King composed many of his speeches at Penn, including his "I Have a Dream" speech, which he wrote while staying in the Hastings Gantt cottage where he often retreated. At Penn, King was able to voice publicly his unpopular anti-Vietnam stance and his concerns for the 40 million Americans living in poverty which led to his strongly held belief that there was something intrinsically wrong with capitalism.
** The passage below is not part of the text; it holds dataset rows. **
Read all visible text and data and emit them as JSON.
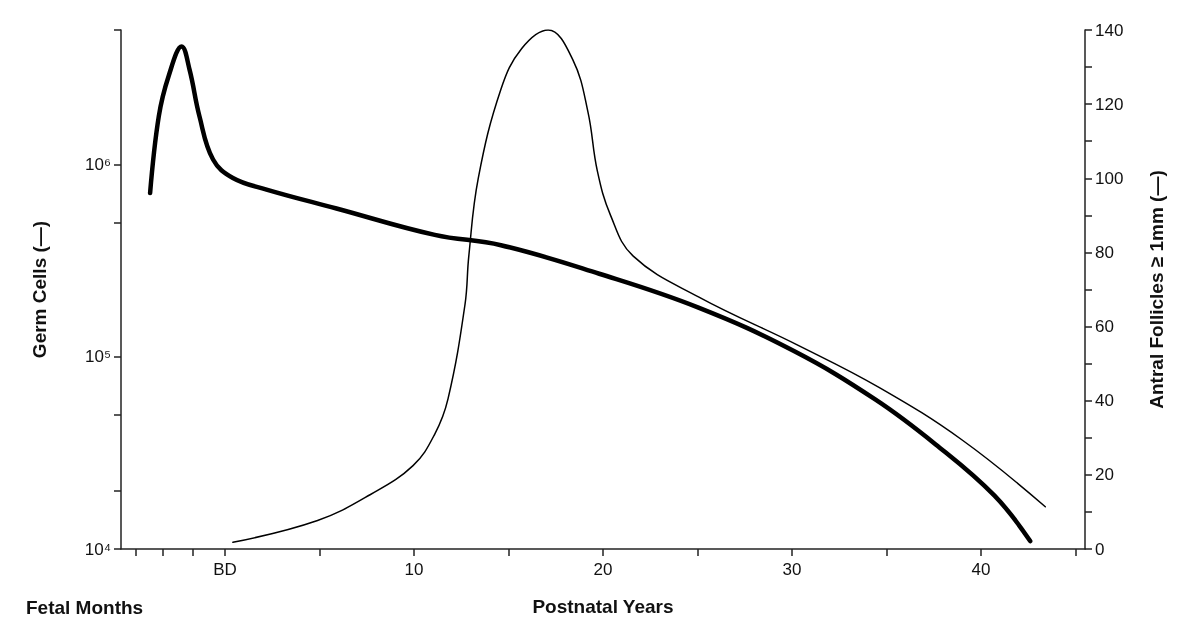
{
  "chart_data": {
    "type": "line",
    "xlabel": "Postnatal Years",
    "ylabel": "Germ Cells (—)",
    "y2label": "Antral Follicles ≥ 1mm (—)",
    "annotations": [
      "Fetal Months"
    ],
    "xlim": [
      -5.5,
      45.5
    ],
    "xticks": [
      {
        "value": -4.7,
        "label": null
      },
      {
        "value": -3.3,
        "label": null
      },
      {
        "value": -1.7,
        "label": null
      },
      {
        "value": 0,
        "label": "BD"
      },
      {
        "value": 5,
        "label": null
      },
      10,
      {
        "value": 15,
        "label": null
      },
      20,
      {
        "value": 25,
        "label": null
      },
      30,
      {
        "value": 35,
        "label": null
      },
      40,
      {
        "value": 45,
        "label": null
      }
    ],
    "log": "y",
    "ylim": [
      10000,
      5000000
    ],
    "yticks": [
      {
        "value": 10000,
        "label": "10⁴"
      },
      {
        "value": 20000,
        "label": null
      },
      {
        "value": 50000,
        "label": null
      },
      {
        "value": 100000,
        "label": "10⁵"
      },
      {
        "value": 500000,
        "label": null
      },
      {
        "value": 1000000,
        "label": "10⁶"
      },
      {
        "value": 5000000,
        "label": null
      }
    ],
    "y2lim": [
      0,
      140
    ],
    "y2ticks": [
      0,
      {
        "value": 10,
        "label": null
      },
      20,
      {
        "value": 30,
        "label": null
      },
      40,
      {
        "value": 50,
        "label": null
      },
      60,
      {
        "value": 70,
        "label": null
      },
      80,
      {
        "value": 90,
        "label": null
      },
      100,
      {
        "value": 110,
        "label": null
      },
      120,
      {
        "value": 130,
        "label": null
      },
      140
    ],
    "grid": false,
    "marker": "none",
    "series": [
      {
        "color": "#000000",
        "axis": "y",
        "x": [
          -3.96,
          -3.5,
          -2.97,
          -2.29,
          -1.87,
          -1.35,
          -0.63,
          0.42,
          2.2,
          5.9,
          11.1,
          14.6,
          19.8,
          25.05,
          30.1,
          34.4,
          37.6,
          40.7,
          42.6
        ],
        "values": [
          710000,
          1780000,
          2900000,
          4100000,
          3100000,
          1780000,
          1060000,
          850000,
          740000,
          590000,
          430000,
          380000,
          270000,
          180000,
          107000,
          60000,
          35000,
          19000,
          11000
        ]
      },
      {
        "color": "#000000",
        "axis": "y2",
        "x": [
          0.42,
          4.9,
          7.7,
          9.95,
          11.1,
          11.8,
          12.7,
          12.9,
          13.4,
          14.6,
          15.7,
          17.1,
          18.4,
          19.2,
          19.7,
          20.4,
          21.6,
          25.05,
          30.3,
          34.6,
          39.0,
          43.4
        ],
        "values": [
          1.8,
          7.7,
          14.7,
          22.5,
          31,
          40.5,
          66,
          79,
          100,
          124,
          135,
          140,
          132,
          118,
          102,
          90,
          79,
          68,
          55,
          43.6,
          29.4,
          11.4
        ]
      }
    ]
  }
}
It was at the Penn Center that King explained what threatened the Beloved Community, the "three basic evils in America: the evil of racism, the evil of excessive materialism, the evil of militarism," which he called the "inseparable triplets" that any movement would necessarily have to address in order to elicit change.

According to Burton and Cross, even though Penn Center was remote, it still faced opposition from some white people regarding King's visits.
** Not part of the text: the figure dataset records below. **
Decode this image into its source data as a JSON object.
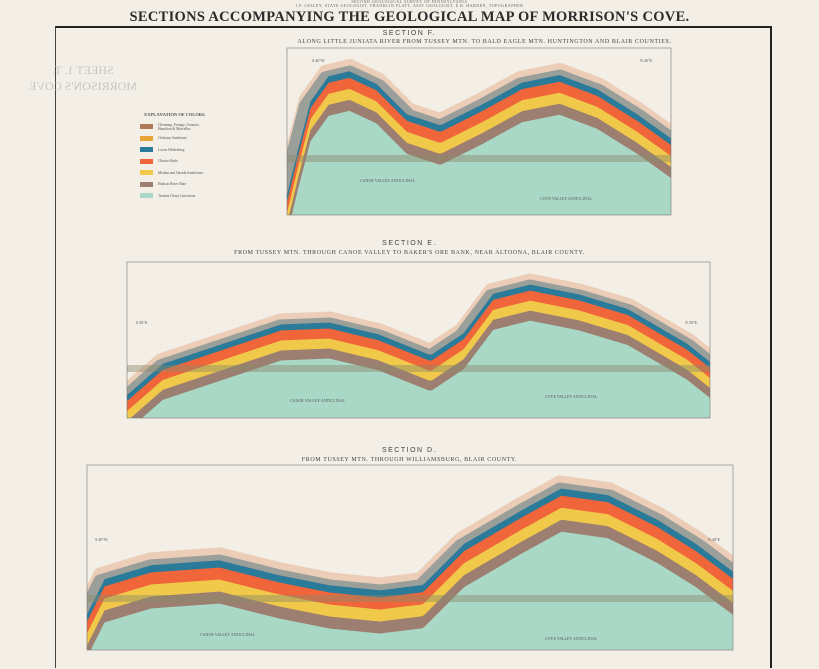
{
  "header": {
    "survey": "SECOND GEOLOGICAL SURVEY OF PENNSYLVANIA",
    "staff": "J.P. LESLEY, STATE GEOLOGIST. FRANKLIN PLATT, ASST GEOLOGIST. E.B. HARDEN, TOPOGRAPHER",
    "title": "SECTIONS ACCOMPANYING THE GEOLOGICAL MAP OF MORRISON'S COVE."
  },
  "watermark": {
    "line1": "SHEET 1. T.",
    "line2": "MORRISON'S COVE"
  },
  "legend": {
    "title": "EXPLANATION OF COLORS.",
    "items": [
      {
        "label": "Chemung, Portage, Genesee, Hamilton & Marcellus",
        "color": "#b07a5a"
      },
      {
        "label": "Oriskany Sandstone",
        "color": "#e8a432"
      },
      {
        "label": "Lower Helderberg",
        "color": "#2a7a9a"
      },
      {
        "label": "Clinton Shale",
        "color": "#f0653a"
      },
      {
        "label": "Medina and Oneida Sandstones",
        "color": "#f0c84a"
      },
      {
        "label": "Hudson River Slate",
        "color": "#9c7f70"
      },
      {
        "label": "Trenton Chazy Limestone",
        "color": "#a9d8c6"
      }
    ]
  },
  "sections": [
    {
      "heading": "SECTION F.",
      "subtitle": "ALONG LITTLE JUNIATA RIVER FROM TUSSEY MTN. TO BALD EAGLE MTN. HUNTINGTON AND BLAIR COUNTIES.",
      "left_dir": "S.40°W.",
      "right_dir": "N.40°E.",
      "core_label_1": "CANOE VALLEY ANTICLINAL",
      "core_label_2": "COVE VALLEY ANTICLINAL"
    },
    {
      "heading": "SECTION E.",
      "subtitle": "FROM TUSSEY MTN. THROUGH CANOE VALLEY TO BAKER'S ORE BANK, NEAR ALTOONA, BLAIR COUNTY.",
      "left_dir": "S.50°E.",
      "right_dir": "N.50°E.",
      "core_label_1": "CANOE VALLEY ANTICLINAL",
      "core_label_2": "COVE VALLEY ANTICLINAL"
    },
    {
      "heading": "SECTION D.",
      "subtitle": "FROM TUSSEY MTN. THROUGH WILLIAMSBURG, BLAIR COUNTY.",
      "left_dir": "S.40°W.",
      "right_dir": "N.40°E.",
      "core_label_1": "CANOE VALLEY ANTICLINAL",
      "core_label_2": "COVE VALLEY ANTICLINAL"
    }
  ],
  "colors": {
    "teal": "#2a7a9a",
    "orange": "#f0653a",
    "yellow": "#f0c84a",
    "brown": "#9c7f70",
    "green": "#a9d8c6",
    "halo": "#e8b89a",
    "ground": "#8c8a6a"
  }
}
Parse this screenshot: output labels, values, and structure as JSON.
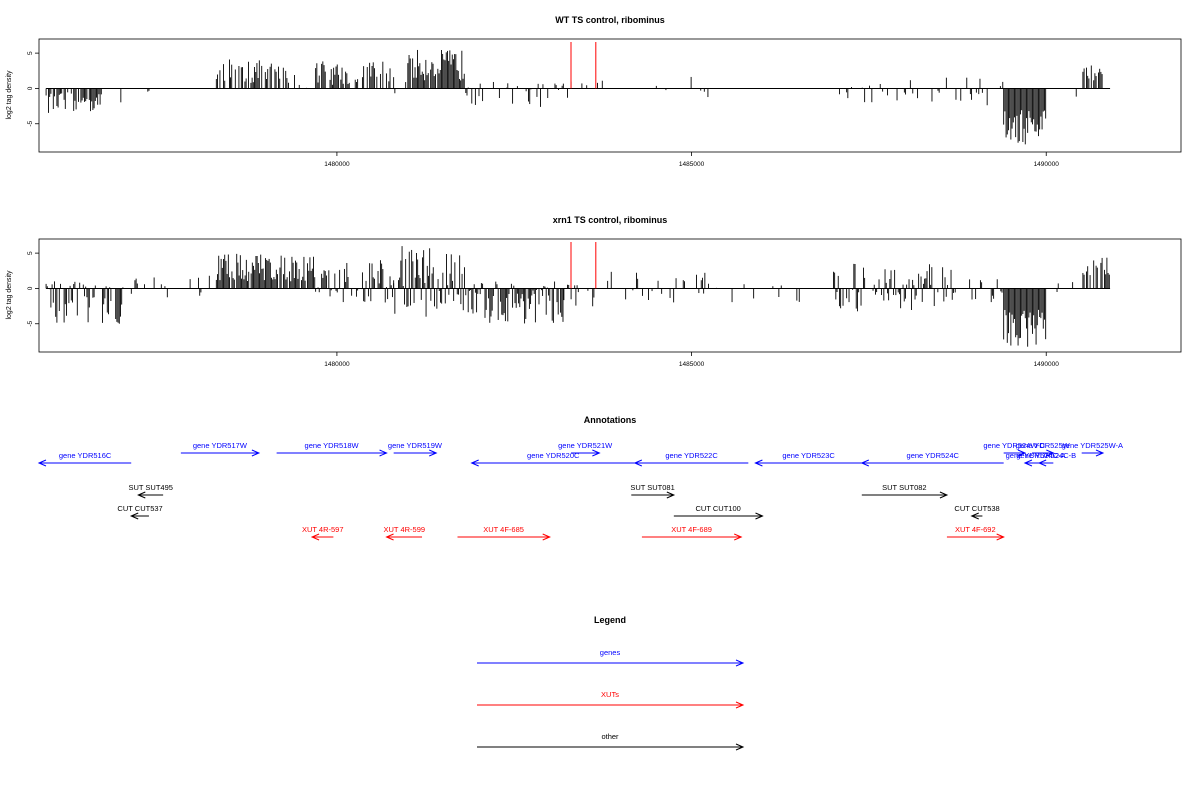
{
  "colors": {
    "gene": "#0000ff",
    "xut": "#ff0000",
    "other": "#000000",
    "marker": "#ff0000"
  },
  "chart_data": [
    {
      "type": "bar",
      "title": "WT TS control, ribominus",
      "ylabel": "log2 tag density",
      "xlim": [
        1475800,
        1491900
      ],
      "ylim": [
        -9,
        7
      ],
      "y_ticks": [
        -5,
        0,
        5
      ],
      "x_ticks": [
        1480000,
        1485000,
        1490000
      ],
      "x_tick_labels": [
        "1480000",
        "1485000",
        "1490000"
      ],
      "marker_lines_x": [
        1483300,
        1483650
      ],
      "approx_signal_regions": [
        {
          "x": [
            1475900,
            1476700
          ],
          "y": [
            -3.5,
            -0.5
          ],
          "density": 0.7
        },
        {
          "x": [
            1476700,
            1477000
          ],
          "y": [
            -2,
            0
          ],
          "density": 0.12
        },
        {
          "x": [
            1477300,
            1477500
          ],
          "y": [
            -1.5,
            0
          ],
          "density": 0.08
        },
        {
          "x": [
            1478300,
            1478500
          ],
          "y": [
            1,
            4.5
          ],
          "density": 0.5
        },
        {
          "x": [
            1478500,
            1479300
          ],
          "y": [
            0.5,
            4
          ],
          "density": 0.6
        },
        {
          "x": [
            1479300,
            1479700
          ],
          "y": [
            -1,
            2
          ],
          "density": 0.15
        },
        {
          "x": [
            1479700,
            1480800
          ],
          "y": [
            0.5,
            4
          ],
          "density": 0.6
        },
        {
          "x": [
            1480800,
            1481000
          ],
          "y": [
            -1,
            1
          ],
          "density": 0.1
        },
        {
          "x": [
            1481000,
            1481800
          ],
          "y": [
            1,
            5.5
          ],
          "density": 0.9
        },
        {
          "x": [
            1481800,
            1482600
          ],
          "y": [
            -2.5,
            1
          ],
          "density": 0.3
        },
        {
          "x": [
            1482600,
            1483200
          ],
          "y": [
            -3,
            1
          ],
          "density": 0.3
        },
        {
          "x": [
            1483200,
            1483800
          ],
          "y": [
            -2.5,
            2
          ],
          "density": 0.2
        },
        {
          "x": [
            1484300,
            1485500
          ],
          "y": [
            -2,
            2
          ],
          "density": 0.08
        },
        {
          "x": [
            1487000,
            1488000
          ],
          "y": [
            -2.5,
            1
          ],
          "density": 0.15
        },
        {
          "x": [
            1488000,
            1489400
          ],
          "y": [
            -3,
            2
          ],
          "density": 0.3
        },
        {
          "x": [
            1489400,
            1490000
          ],
          "y": [
            -8,
            -3
          ],
          "density": 1.0
        },
        {
          "x": [
            1490000,
            1490500
          ],
          "y": [
            -1.5,
            0
          ],
          "density": 0.05
        },
        {
          "x": [
            1490500,
            1490800
          ],
          "y": [
            1,
            3.5
          ],
          "density": 0.5
        }
      ]
    },
    {
      "type": "bar",
      "title": "xrn1 TS control, ribominus",
      "ylabel": "log2 tag density",
      "xlim": [
        1475800,
        1491900
      ],
      "ylim": [
        -9,
        7
      ],
      "y_ticks": [
        -5,
        0,
        5
      ],
      "x_ticks": [
        1480000,
        1485000,
        1490000
      ],
      "x_tick_labels": [
        "1480000",
        "1485000",
        "1490000"
      ],
      "marker_lines_x": [
        1483300,
        1483650
      ],
      "approx_signal_regions": [
        {
          "x": [
            1475900,
            1477000
          ],
          "y": [
            -5,
            1
          ],
          "density": 0.8
        },
        {
          "x": [
            1477000,
            1478300
          ],
          "y": [
            -2,
            2
          ],
          "density": 0.3
        },
        {
          "x": [
            1478300,
            1479700
          ],
          "y": [
            1,
            5
          ],
          "density": 0.9
        },
        {
          "x": [
            1479700,
            1480800
          ],
          "y": [
            -2,
            4
          ],
          "density": 0.7
        },
        {
          "x": [
            1480800,
            1481800
          ],
          "y": [
            -4,
            6
          ],
          "density": 0.95
        },
        {
          "x": [
            1481800,
            1483200
          ],
          "y": [
            -5,
            1
          ],
          "density": 0.85
        },
        {
          "x": [
            1483200,
            1483800
          ],
          "y": [
            -3,
            2
          ],
          "density": 0.4
        },
        {
          "x": [
            1483800,
            1485300
          ],
          "y": [
            -2,
            2.5
          ],
          "density": 0.3
        },
        {
          "x": [
            1485300,
            1487000
          ],
          "y": [
            -2,
            1
          ],
          "density": 0.12
        },
        {
          "x": [
            1487000,
            1488700
          ],
          "y": [
            -3.5,
            3.5
          ],
          "density": 0.7
        },
        {
          "x": [
            1488700,
            1489400
          ],
          "y": [
            -2,
            1.5
          ],
          "density": 0.3
        },
        {
          "x": [
            1489400,
            1490000
          ],
          "y": [
            -8.5,
            -3
          ],
          "density": 1.0
        },
        {
          "x": [
            1490000,
            1490500
          ],
          "y": [
            -1.5,
            1
          ],
          "density": 0.1
        },
        {
          "x": [
            1490500,
            1490900
          ],
          "y": [
            1,
            5
          ],
          "density": 0.6
        }
      ]
    }
  ],
  "annotations": {
    "title": "Annotations",
    "genome_range": [
      1475800,
      1491900
    ],
    "features": [
      {
        "label": "gene YDR516C",
        "kind": "gene",
        "start": 1475800,
        "end": 1477100,
        "strand": "-",
        "row": 2
      },
      {
        "label": "gene YDR517W",
        "kind": "gene",
        "start": 1477800,
        "end": 1478900,
        "strand": "+",
        "row": 1
      },
      {
        "label": "gene YDR518W",
        "kind": "gene",
        "start": 1479150,
        "end": 1480700,
        "strand": "+",
        "row": 1
      },
      {
        "label": "gene YDR519W",
        "kind": "gene",
        "start": 1480800,
        "end": 1481400,
        "strand": "+",
        "row": 1
      },
      {
        "label": "gene YDR520C",
        "kind": "gene",
        "start": 1481900,
        "end": 1484200,
        "strand": "-",
        "row": 2
      },
      {
        "label": "gene YDR521W",
        "kind": "gene",
        "start": 1483300,
        "end": 1483700,
        "strand": "+",
        "row": 1
      },
      {
        "label": "gene YDR522C",
        "kind": "gene",
        "start": 1484200,
        "end": 1485800,
        "strand": "-",
        "row": 2
      },
      {
        "label": "gene YDR523C",
        "kind": "gene",
        "start": 1485900,
        "end": 1487400,
        "strand": "-",
        "row": 2
      },
      {
        "label": "gene YDR524C",
        "kind": "gene",
        "start": 1487400,
        "end": 1489400,
        "strand": "-",
        "row": 2
      },
      {
        "label": "gene YDR524W-C",
        "kind": "gene",
        "start": 1489400,
        "end": 1489700,
        "strand": "+",
        "row": 1
      },
      {
        "label": "gene YDR525W",
        "kind": "gene",
        "start": 1489800,
        "end": 1490100,
        "strand": "+",
        "row": 1
      },
      {
        "label": "gene YDR525W-A",
        "kind": "gene",
        "start": 1490500,
        "end": 1490800,
        "strand": "+",
        "row": 1
      },
      {
        "label": "gene YDR524C-A",
        "kind": "gene",
        "start": 1489700,
        "end": 1490000,
        "strand": "-",
        "row": 2
      },
      {
        "label": "gene YDR524C-B",
        "kind": "gene",
        "start": 1489900,
        "end": 1490100,
        "strand": "-",
        "row": 2
      },
      {
        "label": "SUT SUT495",
        "kind": "other",
        "start": 1477200,
        "end": 1477550,
        "strand": "-",
        "row": 4
      },
      {
        "label": "SUT SUT081",
        "kind": "other",
        "start": 1484150,
        "end": 1484750,
        "strand": "+",
        "row": 4
      },
      {
        "label": "SUT SUT082",
        "kind": "other",
        "start": 1487400,
        "end": 1488600,
        "strand": "+",
        "row": 4
      },
      {
        "label": "CUT CUT537",
        "kind": "other",
        "start": 1477100,
        "end": 1477350,
        "strand": "-",
        "row": 5
      },
      {
        "label": "CUT CUT100",
        "kind": "other",
        "start": 1484750,
        "end": 1486000,
        "strand": "+",
        "row": 5
      },
      {
        "label": "CUT CUT538",
        "kind": "other",
        "start": 1488950,
        "end": 1489100,
        "strand": "-",
        "row": 5
      },
      {
        "label": "XUT 4R-597",
        "kind": "xut",
        "start": 1479650,
        "end": 1479950,
        "strand": "-",
        "row": 6
      },
      {
        "label": "XUT 4R-599",
        "kind": "xut",
        "start": 1480700,
        "end": 1481200,
        "strand": "-",
        "row": 6
      },
      {
        "label": "XUT 4F-685",
        "kind": "xut",
        "start": 1481700,
        "end": 1483000,
        "strand": "+",
        "row": 6
      },
      {
        "label": "XUT 4F-689",
        "kind": "xut",
        "start": 1484300,
        "end": 1485700,
        "strand": "+",
        "row": 6
      },
      {
        "label": "XUT 4F-692",
        "kind": "xut",
        "start": 1488600,
        "end": 1489400,
        "strand": "+",
        "row": 6
      }
    ]
  },
  "legend": {
    "title": "Legend",
    "items": [
      {
        "label": "genes",
        "kind": "gene"
      },
      {
        "label": "XUTs",
        "kind": "xut"
      },
      {
        "label": "other",
        "kind": "other"
      }
    ]
  }
}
Walter Mack, a future executive director of Penn, told the authors how the community worked together to keep King out of the public eye: "The record of him coming was kept secret, even from the local sheriff ... They wouldn't tell anybody. You never knew who would want to hurt Dr. King."

Gantt Cottage, MLK
The Hastings Gantt cottage at Penn Center, where MLK wrote his iconic "I Have a Dream" speech.
Screen shot from YouTube/HowStuffWorks

Joseph McDomick, retired Magistrate of St. Helena Island, said, "Even when he came here, it had to be kept secret ... We couldn't notify any law enforcement people because we didn't know who would be in that little group that would be after doing him in."

In December 1967 King held his fifth and final meeting with the SCLC at Penn. They discussed the Poor People's Campaign, and King told the gathering, "I don't know if I'll see all of you before April, but I send you forth."

Four months later, on April 4, 1968, he was assassinated at the Lorraine Motel in Memphis, Tennessee, the day after he'd told striking sanitation workers, "We've got to give ourselves to this struggle until the end."

Late lowcountry author Pat Conroy, who attended high school in Beaufort, South Carolina and wrote lovingly and extensively about the Sea Islands in books like "The Water Is Wide" and "The Prince of Tides," and who'd met Martin Luther King, Jr., Julian Bond and other civil rights leaders at Penn, said in a 2010 speech on its campus, "I watched my whole country change because of meetings that had taken place at Penn Center."

In a Nov. 11, 2016 article published in The Hill, current executive director, Dr. Rodell Lawrence, wrote, "Most Americans came from somewhere else to this continent and Penn Center provides us with a direct link to the African origins of slaves that occupied America's southeastern seaboard. It is a window to a place in which many African Americans emerged from bondage, and set out on a new journey as free men and women. It is a place and a time to celebrate. Penn Center vividly embodies the American ideal of "liberty and justice for all" and in every sense is a true historic national monument."

To that end, President Barack Obama, by executive order, made a swath of Beaufort County, South Carolina, including the Penn Center, a National Historical Monument to the Reconstruction Era one week before he left office in January 2017.